When Penelope fetches Odysseus’s bow from the storeroom and brings it into the hall, the swineherd Eumaeus and the cowherd Philoetius start to weep, as they see it for the first time in 20 years. This provokes the anger of Antinous:
Ἀντίνοος δ᾽ ἐνένιπεν ἔπος τ᾽ ἔφατ᾽ ἔκ τ᾽ ὀνόμαζε:
νήπιοι ἀγροιῶται, ἐφημέρια φρονέοντες,
ἆ δειλώ, τί νυ δάκρυ κατείβετον ἠδὲ γυναικὶ
θυμὸν ἐνὶ στήθεσσιν ὀρίνετον; ᾗ τε καὶ ἄλλως
κεῖται ἐν ἄλγεσι θυμός, ἐπεὶ φίλον ὤλεσ᾽ ἀκοίτην.
ἀλλ᾽ ἀκέων δαίνυσθε καθήμενοι, ἠὲ θύραζε
κλαίετον ἐξελθόντε, κατ᾽ αὐτόθι τόξα λιπόντε…
Odyssey XXI. 83-90
¶ Antinous began to scold and taunt them.
He said, “You idiots! You tactless peasants!

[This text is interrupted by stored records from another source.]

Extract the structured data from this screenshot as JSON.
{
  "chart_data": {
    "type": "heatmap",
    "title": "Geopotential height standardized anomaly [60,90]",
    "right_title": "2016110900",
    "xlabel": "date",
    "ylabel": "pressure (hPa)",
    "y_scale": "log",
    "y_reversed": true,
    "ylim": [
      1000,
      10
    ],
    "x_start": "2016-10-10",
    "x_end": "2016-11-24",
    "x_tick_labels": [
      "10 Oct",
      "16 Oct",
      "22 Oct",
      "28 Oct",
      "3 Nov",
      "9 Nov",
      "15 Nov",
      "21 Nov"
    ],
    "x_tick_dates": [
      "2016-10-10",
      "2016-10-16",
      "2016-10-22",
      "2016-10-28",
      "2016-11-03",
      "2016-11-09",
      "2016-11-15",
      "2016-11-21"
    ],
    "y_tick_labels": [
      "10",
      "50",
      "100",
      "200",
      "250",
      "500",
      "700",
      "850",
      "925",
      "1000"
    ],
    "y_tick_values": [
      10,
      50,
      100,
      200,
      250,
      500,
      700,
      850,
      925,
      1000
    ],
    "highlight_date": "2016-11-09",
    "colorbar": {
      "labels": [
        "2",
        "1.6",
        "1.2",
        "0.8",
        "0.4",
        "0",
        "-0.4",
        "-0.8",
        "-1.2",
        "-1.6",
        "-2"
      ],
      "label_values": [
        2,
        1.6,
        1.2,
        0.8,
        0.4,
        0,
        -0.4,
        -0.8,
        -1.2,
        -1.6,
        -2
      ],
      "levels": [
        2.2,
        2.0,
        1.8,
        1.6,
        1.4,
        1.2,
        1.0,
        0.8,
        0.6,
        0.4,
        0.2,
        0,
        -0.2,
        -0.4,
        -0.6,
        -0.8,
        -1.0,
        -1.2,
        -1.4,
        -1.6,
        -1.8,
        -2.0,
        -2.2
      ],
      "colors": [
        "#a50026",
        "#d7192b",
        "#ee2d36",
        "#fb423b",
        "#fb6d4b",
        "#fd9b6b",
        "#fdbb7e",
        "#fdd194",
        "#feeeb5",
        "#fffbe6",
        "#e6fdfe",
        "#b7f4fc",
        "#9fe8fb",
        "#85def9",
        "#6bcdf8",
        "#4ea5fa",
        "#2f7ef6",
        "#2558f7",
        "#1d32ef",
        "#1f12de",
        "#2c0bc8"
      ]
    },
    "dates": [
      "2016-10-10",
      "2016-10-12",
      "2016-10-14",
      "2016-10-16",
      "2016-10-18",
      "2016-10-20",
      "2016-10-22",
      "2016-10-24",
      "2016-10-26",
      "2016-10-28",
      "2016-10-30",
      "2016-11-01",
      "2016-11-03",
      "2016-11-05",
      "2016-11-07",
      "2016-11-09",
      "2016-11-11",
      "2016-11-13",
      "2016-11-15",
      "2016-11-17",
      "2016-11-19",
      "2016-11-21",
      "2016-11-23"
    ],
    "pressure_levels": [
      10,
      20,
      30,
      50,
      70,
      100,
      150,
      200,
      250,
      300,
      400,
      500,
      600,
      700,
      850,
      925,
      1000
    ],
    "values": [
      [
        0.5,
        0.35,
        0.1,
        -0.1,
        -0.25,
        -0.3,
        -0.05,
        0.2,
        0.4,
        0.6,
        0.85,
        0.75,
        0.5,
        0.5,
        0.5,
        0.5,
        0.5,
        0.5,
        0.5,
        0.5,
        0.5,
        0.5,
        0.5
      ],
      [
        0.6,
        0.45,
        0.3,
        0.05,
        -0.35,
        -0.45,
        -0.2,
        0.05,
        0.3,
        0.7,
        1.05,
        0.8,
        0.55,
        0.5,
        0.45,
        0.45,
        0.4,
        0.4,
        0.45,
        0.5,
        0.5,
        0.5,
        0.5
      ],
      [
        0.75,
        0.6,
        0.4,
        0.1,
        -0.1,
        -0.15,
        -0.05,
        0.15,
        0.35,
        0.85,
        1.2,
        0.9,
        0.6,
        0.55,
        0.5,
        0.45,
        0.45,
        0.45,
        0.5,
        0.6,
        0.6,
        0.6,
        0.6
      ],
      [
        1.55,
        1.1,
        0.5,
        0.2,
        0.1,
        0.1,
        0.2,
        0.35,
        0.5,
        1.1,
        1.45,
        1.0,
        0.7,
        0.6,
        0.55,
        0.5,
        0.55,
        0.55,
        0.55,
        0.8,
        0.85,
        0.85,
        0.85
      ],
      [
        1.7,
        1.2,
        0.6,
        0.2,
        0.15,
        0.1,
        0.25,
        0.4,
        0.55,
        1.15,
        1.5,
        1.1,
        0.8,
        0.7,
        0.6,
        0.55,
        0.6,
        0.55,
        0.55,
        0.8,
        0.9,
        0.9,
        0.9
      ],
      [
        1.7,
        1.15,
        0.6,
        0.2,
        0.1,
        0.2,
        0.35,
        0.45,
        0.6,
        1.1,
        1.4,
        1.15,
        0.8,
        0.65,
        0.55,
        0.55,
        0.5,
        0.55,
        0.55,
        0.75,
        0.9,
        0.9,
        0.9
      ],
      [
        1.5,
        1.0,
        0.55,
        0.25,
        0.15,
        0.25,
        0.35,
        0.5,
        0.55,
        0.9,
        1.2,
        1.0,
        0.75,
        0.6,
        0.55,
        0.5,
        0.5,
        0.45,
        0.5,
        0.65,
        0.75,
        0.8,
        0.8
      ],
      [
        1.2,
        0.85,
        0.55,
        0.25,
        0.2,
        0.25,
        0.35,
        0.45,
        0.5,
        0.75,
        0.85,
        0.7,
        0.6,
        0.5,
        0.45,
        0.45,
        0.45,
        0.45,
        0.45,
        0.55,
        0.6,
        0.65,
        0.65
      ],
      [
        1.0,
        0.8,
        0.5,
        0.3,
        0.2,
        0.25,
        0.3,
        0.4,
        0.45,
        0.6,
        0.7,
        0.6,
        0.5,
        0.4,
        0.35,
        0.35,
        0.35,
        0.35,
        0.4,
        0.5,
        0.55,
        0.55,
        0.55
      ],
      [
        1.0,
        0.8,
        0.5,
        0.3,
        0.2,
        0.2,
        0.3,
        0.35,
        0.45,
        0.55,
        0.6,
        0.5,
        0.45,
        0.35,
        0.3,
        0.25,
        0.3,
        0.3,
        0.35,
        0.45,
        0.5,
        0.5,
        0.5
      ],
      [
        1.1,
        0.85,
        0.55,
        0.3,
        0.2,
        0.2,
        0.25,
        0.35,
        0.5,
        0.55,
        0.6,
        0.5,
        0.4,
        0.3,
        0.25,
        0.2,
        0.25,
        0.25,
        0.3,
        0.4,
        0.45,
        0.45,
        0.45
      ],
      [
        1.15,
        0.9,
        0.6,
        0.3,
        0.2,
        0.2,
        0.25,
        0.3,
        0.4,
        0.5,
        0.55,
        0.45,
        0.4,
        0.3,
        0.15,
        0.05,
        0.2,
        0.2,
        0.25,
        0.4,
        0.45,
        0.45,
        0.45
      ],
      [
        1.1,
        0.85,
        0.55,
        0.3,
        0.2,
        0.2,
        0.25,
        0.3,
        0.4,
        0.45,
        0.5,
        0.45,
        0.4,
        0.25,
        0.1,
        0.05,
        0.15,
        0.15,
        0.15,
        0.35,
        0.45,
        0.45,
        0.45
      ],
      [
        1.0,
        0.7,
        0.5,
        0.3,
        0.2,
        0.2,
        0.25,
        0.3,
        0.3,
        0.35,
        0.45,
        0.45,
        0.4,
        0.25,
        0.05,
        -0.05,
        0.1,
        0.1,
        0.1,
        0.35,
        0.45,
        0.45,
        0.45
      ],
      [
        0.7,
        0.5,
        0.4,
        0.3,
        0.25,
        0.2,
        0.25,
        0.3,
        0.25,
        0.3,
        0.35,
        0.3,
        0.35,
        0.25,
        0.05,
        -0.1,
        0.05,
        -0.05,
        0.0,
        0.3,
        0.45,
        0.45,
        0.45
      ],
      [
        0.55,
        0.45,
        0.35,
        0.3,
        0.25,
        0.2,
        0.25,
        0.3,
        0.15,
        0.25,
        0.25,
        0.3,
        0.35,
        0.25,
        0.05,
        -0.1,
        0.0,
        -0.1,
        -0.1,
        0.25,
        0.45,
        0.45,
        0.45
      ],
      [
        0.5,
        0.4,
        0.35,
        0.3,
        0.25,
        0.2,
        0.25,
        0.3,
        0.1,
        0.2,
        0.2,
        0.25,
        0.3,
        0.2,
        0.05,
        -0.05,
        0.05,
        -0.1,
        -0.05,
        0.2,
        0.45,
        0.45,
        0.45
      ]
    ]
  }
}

So thoughtless, so undisciplined! You fools,
your selfish crying is upsetting her!
Poor lady, she is sad enough already
at losing her beloved husband. Sit
and eat in silence, or go do your wailing
outside, and leave us suitors here to try
the deadly contest of the bow…”
Verse translation by Emily Wilson, 2018
¶ Then Antinous rebuked them, and spake and hailed them:
‘Foolish boors, whose thoughts look not beyond the day,
ah, wretched pair, wherefore now do ye shed tears, and stir
the soul of the lady within her, when her heart already lies
low in pain, for that she has lost her dear lord? Nay sit,
and feast in silence, or else get ye forth and weep, and leave
the bow here behind…’
Prose translation by Butcher & Lang, 1879
The second of these two renderings, perhaps surprisingly, still has a function. It was recommended, along with the Iliad by Lang, Leaf & Myers, in my undergraduate days as a valuable aid to understanding Homer. It is verbally exact: every Greek word is translated, in an order close to the original. No amount of lexical checking reveals anything inaccurate, and it is a most useful resource for anyone reading the Greek.
The first, by Emily Wilson (highly recommended) is done with a different purpose, which is to convey as much of Homer as possible to the Anglophone reader. The time, care and scholarship devoted to its preparation are carried lightly in a chariot that speeds along at a pace like Homer’s and conveys vividly the passion of the translator without her personality intervening– which again is in keeping with Homer.
This translation would perhaps satisfy even Matthew Arnold, whose dictum was that a translator of Homer had to be ‘rapid in movement, plain in speech, simple in thought, and noble.’*
* Matthew Arnold, On Translating Homer, Lecture III.